Une nouvelle politique de coopération patrimoniale avec l’Afrique :

Il ne s’agit pas de restituer l’ensemble des œuvres africaines présentes dans les collections publiques et privées et françaises. Il ne s’agit pas non plus de remettre en cause le principe, constitutif de la conception française des musées, de l’inaliénabilité des collections nationales. Le patrimoine africain doit continuer d’être mis en valeur, aussi bien à Paris, qu’à Dakar ou Cotonou. Les actes de restitutions doivent s’inscrire à la fois dans un processus rigoureux et dans le cadre d’une véritable politique de coopération patrimoniale, permettant toutes les formes de circulation des œuvres : restitutions, mais aussi expositions, échanges, prêts, dépôts, coopérations, etc. Il s’agit pour la France d’engager un dialogue étroit avec ses partenaires africains dans le domaine culturel et patrimonial, et d’apporter son aide financière et son expertise pour la réhabilitation des musées africains, l’amélioration des conditions de conservation et de rénovation, et la formation des acteurs culturels du continent.

Outre le Bénin et le Sénégal, cinq autres pays africains (Madagascar, Côte d’Ivoire, Éthiopie, Mali, Tchad) ont formulé des demandes officielles de restitutions. Chaque demande est étudiée au cas par cas par les autorités françaises compétentes, en lien avec les acteurs culturels et scientifiques concernés, et en concertation avec l’Etat demandeur. Des programmes de coopération culturelle ambitieux sont construits avec chacun de ces pays, mobilisant une diversité d’opérateurs français (AFD, musée du Louvre, Institut national du patrimoine, RMN-Grand Palais, Musée du Quai Branly-Jacques Chirac…). En Éthiopie par exemple, la France est engagée dans la préservation et la valorisation du site de Lalibela, mais aussi du palais national d’Addis Abeba dans l’enceinte duquel un musée sera créé.
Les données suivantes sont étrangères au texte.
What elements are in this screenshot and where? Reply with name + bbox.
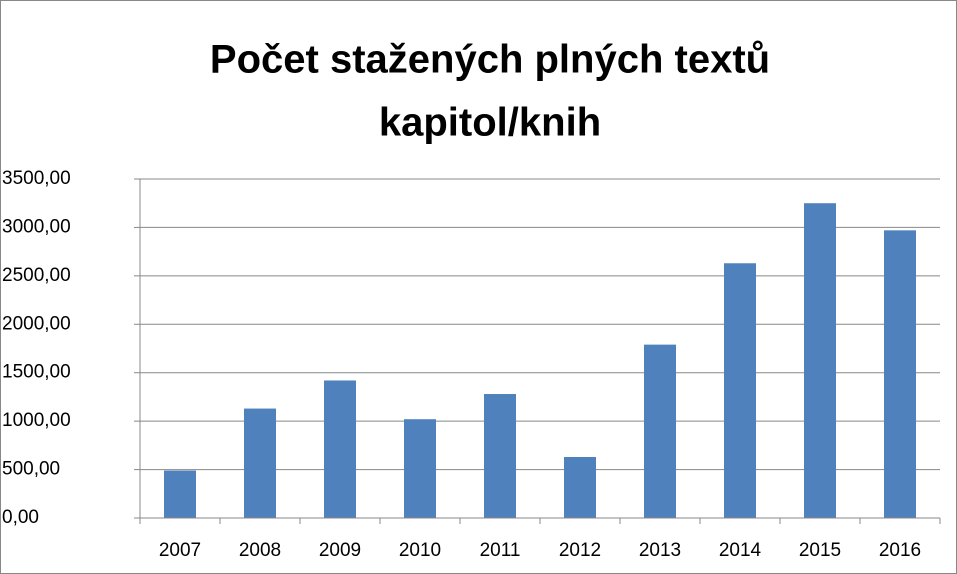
x-tick-label: 2008 [239,540,281,561]
bar [164,470,196,518]
bar [404,419,436,518]
y-tick-label: 1000,00 [2,410,71,431]
y-tick-label: 0,00 [2,507,39,528]
y-tick-label: 500,00 [2,459,60,480]
bar [644,344,676,518]
x-tick-label: 2016 [879,540,921,561]
y-tick-label: 3000,00 [2,216,71,237]
bar [564,456,596,518]
y-tick-label: 2500,00 [2,265,71,286]
bar [724,263,756,518]
x-tick-label: 2012 [559,540,601,561]
bar [884,230,916,518]
bar [484,394,516,518]
bar [324,380,356,518]
y-tick-label: 3500,00 [2,168,71,189]
bar [244,408,276,518]
chart-title: kapitol/knih [379,101,601,145]
x-tick-label: 2010 [399,540,441,561]
x-tick-label: 2013 [639,540,681,561]
x-tick-label: 2015 [799,540,841,561]
bar [804,203,836,518]
x-tick-label: 2014 [719,540,762,561]
x-tick-label: 2009 [319,540,361,561]
y-tick-label: 2000,00 [2,313,71,334]
x-tick-label: 2011 [480,540,521,561]
x-tick-label: 2007 [159,540,201,561]
chart-title: Počet stažených plných textů [210,38,770,82]
y-tick-label: 1500,00 [2,362,71,383]
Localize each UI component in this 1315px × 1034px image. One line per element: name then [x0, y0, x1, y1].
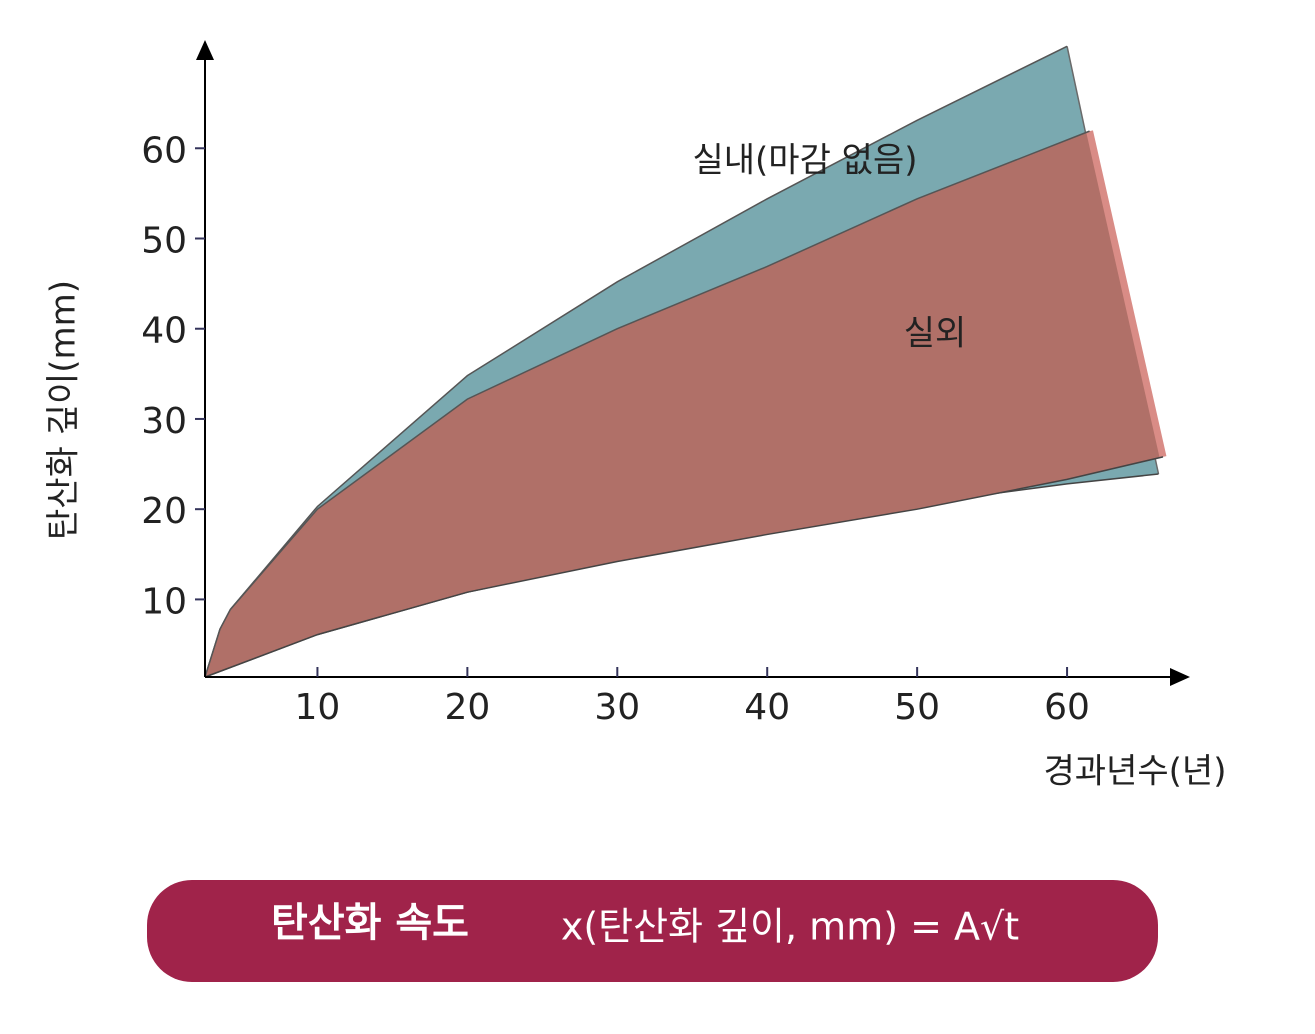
- band-lower: [204, 456, 1164, 678]
- x-tick-label: 30: [594, 687, 640, 728]
- x-tick-label: 60: [1044, 687, 1090, 728]
- y-axis-label: 탄산화 깊이(mm): [44, 280, 84, 540]
- band-edge: [1086, 130, 1167, 458]
- x-tick-label: 50: [894, 687, 940, 728]
- series-label: 실외: [904, 314, 967, 354]
- y-tick-label: 30: [141, 401, 187, 442]
- banner-title: 탄산화 속도: [271, 900, 469, 946]
- x-tick-label: 20: [444, 687, 490, 728]
- x-axis-label: 경과년수(년): [1044, 752, 1227, 792]
- x-tick-label: 40: [744, 687, 790, 728]
- banner: [147, 880, 1158, 982]
- y-tick-label: 40: [141, 311, 187, 352]
- y-tick-label: 20: [141, 491, 187, 532]
- x-tick-label: 10: [295, 687, 341, 728]
- y-tick-label: 60: [141, 130, 187, 171]
- band-upper: [204, 130, 1090, 678]
- series-label: 실내(마감 없음): [692, 141, 917, 181]
- band-area: [205, 131, 1164, 677]
- plot: 10 20 30 40 50 60 10 20 30 40 50 60: [141, 40, 1190, 728]
- y-tick-label: 50: [141, 220, 187, 261]
- x-axis-arrow: [1170, 668, 1190, 686]
- y-tick-label: 10: [141, 581, 187, 622]
- formula: x(탄산화 깊이, mm) = A√t: [561, 905, 1019, 949]
- y-axis-arrow: [196, 40, 214, 60]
Le nouveau Sommet Afrique France qui se tiendra les 9 et 10 juillet prochains à Montpellier permettra de poursuivre cette réflexion et de construire avec les professionnels du secteur de la culture et du patrimoine du continent africain, de France et d’Europe cette nouvelle politique patrimoniale, ouvrant la voie à toutes les formes de partage et de circulation des œuvres, et à la construction de ce nouvel imaginaire commun.